Question

42.5 grams of an unknown substance is heated to 105.0 degrees Celsius and then placed into a calorimeter containing 110.0 grams of water at 24.2 degrees Celsius. If the final temperature reached in the calorimeter is 32.4 degrees Celsius, what is the specific heat of the unknown substance?
Show or explain the work needed to solve this problem, and remember that the specific heat capacity of water is 4.18 J/(° C × g).

Answer 1

Answer:

The specific heat of the unknown substance is 1.22 J/g.°C.

Explanation:

• Knowing that:

Heat lost by substance (Qc) = Heat gained by the water (Qw) ,

- (Qc) = (Qw).

• We can calculate the amount of heat (Qw) gained by water using the relation:

Qw = m.c.ΔT,

where, Qw is the amount of heat released to water (Q = ??? J).

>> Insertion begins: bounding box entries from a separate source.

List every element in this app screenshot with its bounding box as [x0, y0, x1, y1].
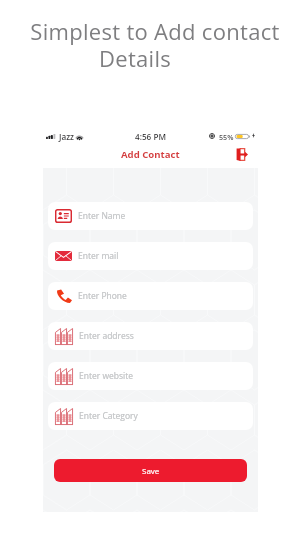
staticText: Enter Category — [79, 410, 138, 422]
staticText: Enter Name — [78, 210, 126, 222]
button[interactable]: Enter Phone — [48, 282, 253, 310]
staticText: Add Contact — [121, 148, 180, 161]
button[interactable]: Enter Category — [48, 402, 253, 430]
button[interactable]: Save — [54, 459, 247, 482]
staticText: 4:56 PM — [135, 131, 166, 142]
button[interactable]: Enter mail — [48, 242, 253, 270]
staticText: 55% — [219, 132, 234, 142]
button[interactable]: Enter address — [48, 322, 253, 350]
button[interactable]: Logout — [233, 145, 251, 164]
staticText: Simplest to Add contact — [5, 16, 300, 46]
staticText: Enter mail — [78, 250, 119, 262]
staticText: Enter Phone — [78, 290, 127, 302]
staticText: Jazz — [59, 131, 75, 142]
staticText: Enter address — [79, 330, 134, 342]
staticText: Enter website — [79, 370, 133, 382]
button[interactable]: Enter website — [48, 362, 253, 390]
button[interactable]: Enter Name — [48, 202, 253, 230]
staticText: Save — [142, 465, 160, 476]
staticText: Details — [0, 43, 285, 73]
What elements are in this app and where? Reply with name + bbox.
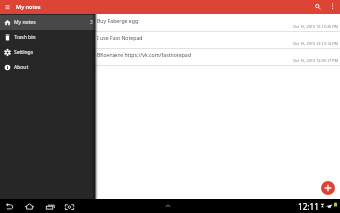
staticText: Oct 16, 2015 12:05:17 PM — [293, 58, 338, 63]
button[interactable]: Home — [24, 201, 35, 212]
button[interactable]: Buy Faberge egg — [95, 15, 340, 32]
button[interactable]: About — [0, 60, 95, 75]
staticText: Settings — [14, 49, 34, 56]
button[interactable]: ВКонтакте https://vk.com/fastnotepad — [95, 49, 340, 66]
button[interactable]: I use Fast Notepad — [95, 32, 340, 49]
staticText: My notes — [14, 19, 36, 26]
button[interactable]: Back — [4, 201, 15, 212]
staticText: 12:11 — [298, 201, 319, 212]
staticText: I use Fast Notepad — [97, 34, 143, 41]
button[interactable]: More options — [327, 1, 338, 12]
staticText: 3 — [90, 19, 93, 26]
staticText: My notes — [16, 3, 41, 11]
staticText: Oct 16, 2015 12:13:14 PM — [293, 41, 338, 46]
button[interactable]: Search — [312, 1, 323, 12]
staticText: About — [14, 64, 29, 71]
button[interactable]: Settings — [0, 45, 95, 60]
staticText: Buy Faberge egg — [97, 17, 139, 24]
staticText: Trash bin — [14, 34, 36, 41]
button[interactable]: Recent apps — [45, 201, 56, 212]
button[interactable]: Trash bin — [0, 30, 95, 45]
staticText: ВКонтакте https://vk.com/fastnotepad — [97, 51, 191, 58]
button[interactable]: My notes — [0, 15, 95, 30]
button[interactable]: Open navigation drawer — [2, 2, 13, 13]
button[interactable]: Screenshot — [64, 201, 75, 212]
button[interactable]: Add note — [321, 181, 335, 195]
staticText: Oct 16, 2015 12:15:35 PM — [293, 24, 338, 29]
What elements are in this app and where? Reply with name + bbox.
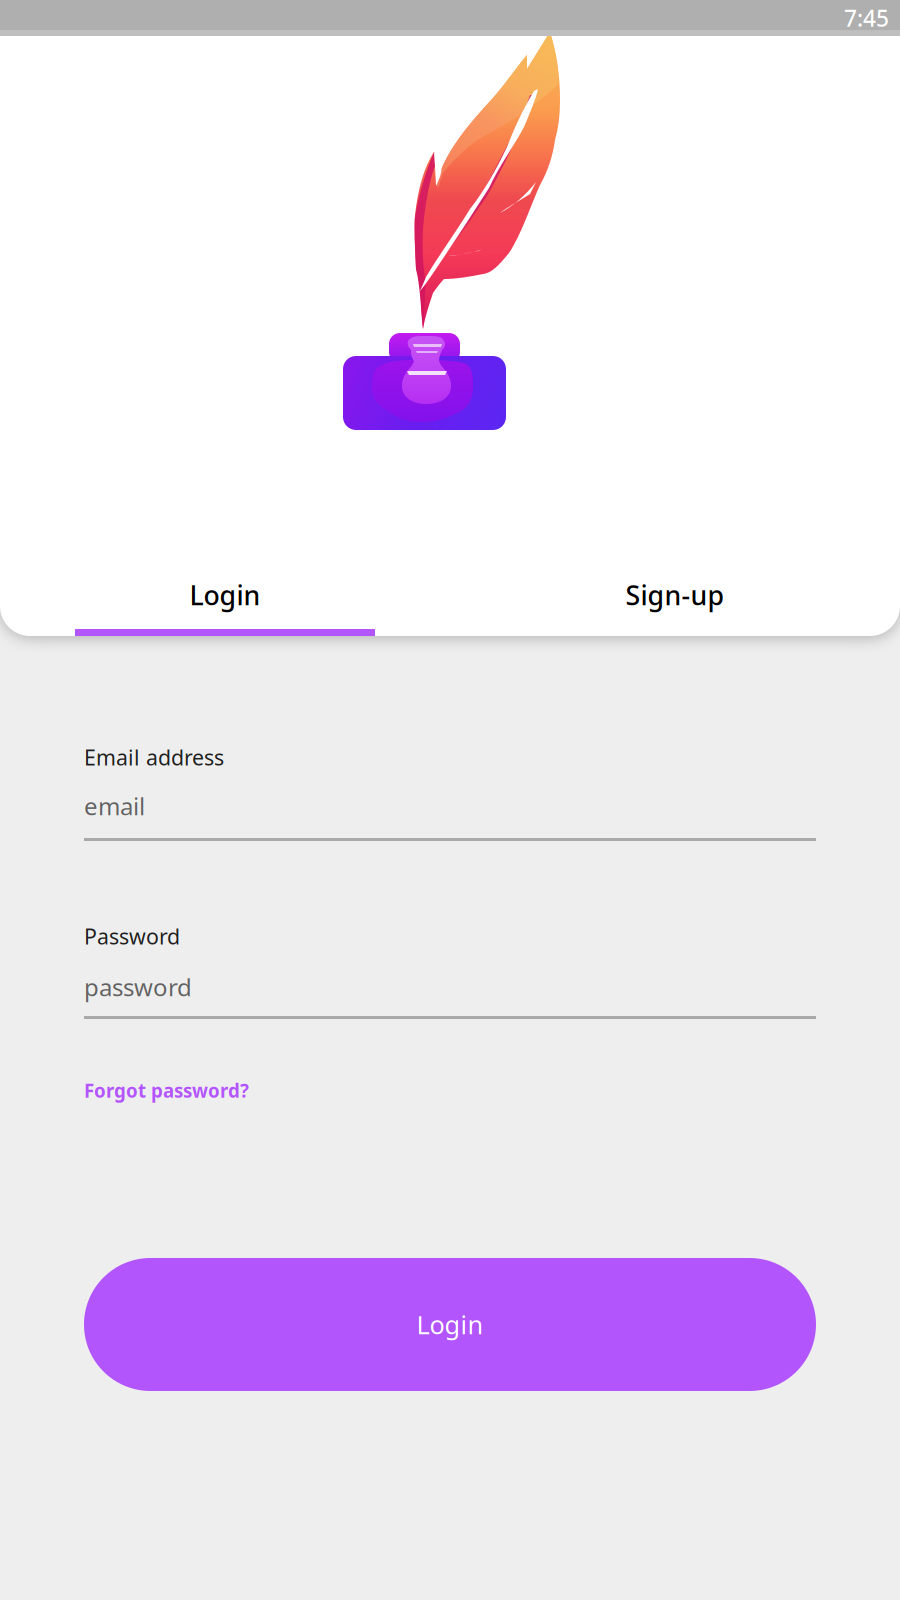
button[interactable]: Login <box>84 1258 816 1391</box>
staticText: 7:45 <box>844 3 889 33</box>
button[interactable]: Sign-up <box>450 516 900 636</box>
staticText: password <box>84 971 192 1003</box>
staticText: Email address <box>84 743 224 771</box>
button[interactable]: Forgot password? <box>84 1078 249 1103</box>
staticText: email <box>84 790 145 822</box>
button[interactable]: Login <box>0 516 450 636</box>
staticText: Forgot password? <box>84 1078 249 1103</box>
staticText: Sign-up <box>626 577 724 613</box>
staticText: Login <box>190 577 260 613</box>
staticText: Password <box>84 922 180 950</box>
staticText: Login <box>416 1308 484 1341</box>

m is the mass of water (m = 110.0 g).

c is the specific heat capacity of solution (c = 4.18 J/g.°C).

ΔT is the difference in T (ΔT = final temperature - initial temperature = 32.4°C - 24.2°C = 8.2°C).

∴ Q = m.c.ΔT = (110.0 g)(4.18 J/g.°C)(8.2°C) = 3770.36 J.

• Now, the amount of heat lost by the substance (Qc) = - 3770.36 J.

(Qc) = m.c.ΔT,

where, Qc is the amount of heat lost by substance (Qc = - 3770.36 J).

m is the mass of water (m = 42.5 g).

c is the specific heat capacity of solution (c = ??? J/g.°C).

ΔT is the difference in T (ΔT = final temperature - initial temperature = 32.4°C - 105.0°C = -72.6°C).

∴ (- 3770.36 J) = (42.5 g)(c)(-72.6°C).

∴ c = (- 3770.36 J)/(42.5 g)(-72.6°C) = 1.222 J/g.°C.